Considérant qu'il résulte de l'instruction que les travaux au titre desquels la requérante soutient bénéficier d'un crédit de taxe sur la valeur ajoutée ont eu pour objet, concernant une ancienne maison d'habitation, le remplacement de l'ensemble des cloisons intérieures, de l'ensemble des installations sanitaires et électriques ainsi que la pose de nouveaux planchers et fenêtres aboutissant à la création de trois appartements ; que les travaux réalisés dans une ancienne écurie ont consisté à remplacer la totalité des ouvrants et des cloisonnements intérieurs, à créer des installations sanitaires, électriques et de chauffage pour aboutir à la création de deux appartements ; qu'enfin, les travaux réalisés dans un ancien dépôt ont consisté en la création d'un niveau supplémentaire, la pose d'escaliers et de planchers, le remplacement de la totalité des ouvrants et cloisons intérieures et la mise en place de l'ensemble des installations sanitaires, électriques et de chauffage ;

Considérant que ces travaux, par leur nature et leur ampleur sur chacun des bâtiments en cause, et bien qu'ils n'aient pas affecté le gros oeuvre desdits bâtiments, ont été à bon droit regardés par les premiers juges comme concourant à la production d'immeubles, au sens des dispositions précitées du code général des impôts, et relevant, à ce titre, du taux normal de la taxe sur la valeur ajoutée ;

Sur l'application de la doctrine administrative :

Considérant que la requérante n'est pas fondée à se prévaloir des instructions 3 C-5-99 du 14 septembre 1999 et 3 C-7-06 du 8 décembre 2006, ni de la réponse ministérielle du 1er juin 2004 à M. Hunault, député, relatives à l'application de la taxe sur la valeur ajoutée au taux réduit à certains types de travaux de rénovation dès lors que, chacune d'elles, réserve le cas où les travaux en cause concourent à la production d'un immeuble neuf ;

Considérant qu'il résulte de tout ce qui précède que la SARL LEAL n'est pas fondée à soutenir que c'est à tort que, par le jugement attaqué, le Tribunal administratif de Lille a rejeté sa demande ;

Sur les conclusions tendant à l'application de l'article L. 761-1 du code de justice administrative :

Considérant qu'aux termes de l'article L. 761-1 du code de justice administrative : Dans toutes les instances, le juge condamne la partie tenue aux dépens ou, à défaut, la partie perdante, à payer à l'autre partie la somme qu'il détermine, au titre des frais exposés et non compris dans les dépens.

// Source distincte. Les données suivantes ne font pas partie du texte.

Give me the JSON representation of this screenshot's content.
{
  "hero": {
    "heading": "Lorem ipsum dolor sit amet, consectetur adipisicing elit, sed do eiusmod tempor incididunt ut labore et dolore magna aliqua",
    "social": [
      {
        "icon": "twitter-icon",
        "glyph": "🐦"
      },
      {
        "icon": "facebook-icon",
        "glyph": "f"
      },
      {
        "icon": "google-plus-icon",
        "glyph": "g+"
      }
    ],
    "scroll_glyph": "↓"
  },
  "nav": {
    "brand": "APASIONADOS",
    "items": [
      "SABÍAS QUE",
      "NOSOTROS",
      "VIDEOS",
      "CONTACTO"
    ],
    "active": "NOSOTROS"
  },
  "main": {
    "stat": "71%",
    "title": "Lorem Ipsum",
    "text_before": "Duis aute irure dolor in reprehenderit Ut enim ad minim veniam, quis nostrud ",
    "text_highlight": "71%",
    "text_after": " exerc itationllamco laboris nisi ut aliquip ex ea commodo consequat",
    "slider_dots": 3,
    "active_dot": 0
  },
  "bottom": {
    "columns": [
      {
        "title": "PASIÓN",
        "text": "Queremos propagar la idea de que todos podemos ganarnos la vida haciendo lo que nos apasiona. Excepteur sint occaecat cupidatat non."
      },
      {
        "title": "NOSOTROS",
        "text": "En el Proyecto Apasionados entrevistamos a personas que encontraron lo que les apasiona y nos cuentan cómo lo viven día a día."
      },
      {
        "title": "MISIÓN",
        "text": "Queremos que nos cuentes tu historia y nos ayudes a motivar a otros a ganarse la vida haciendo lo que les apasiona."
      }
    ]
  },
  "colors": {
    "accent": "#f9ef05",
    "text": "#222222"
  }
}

Le juge tient compte de l'équité ou de la situation économique de la partie condamnée. Il peut, même d'office, pour des raisons tirées des mêmes considérations, dire qu'il n'y a pas lieu à cette condamnation ;

Considérant qu'en vertu des dispositions précitées de l'article L. 761-1 du code de justice administrative, la Cour ne peut pas faire bénéficier la partie perdante du paiement par l'autre partie des frais qu'elle a exposés à l'occasion du litige soumis au juge ; que les conclusions présentées à ce titre par la SARL LEAL doivent, dès lors, être rejetées ;

DÉCIDE

Article 1er : La requête de la SARL LEAL est rejetée.

Article 2 : Le présent arrêt sera notifié à la SARL LEAL et au ministre du budget, des comptes publics, de la fonction publique et de la réforme de l'Etat, porte-parole du Gouvernement.

Copie sera transmise au directeur chargé de la direction de contrôle fiscal Nord.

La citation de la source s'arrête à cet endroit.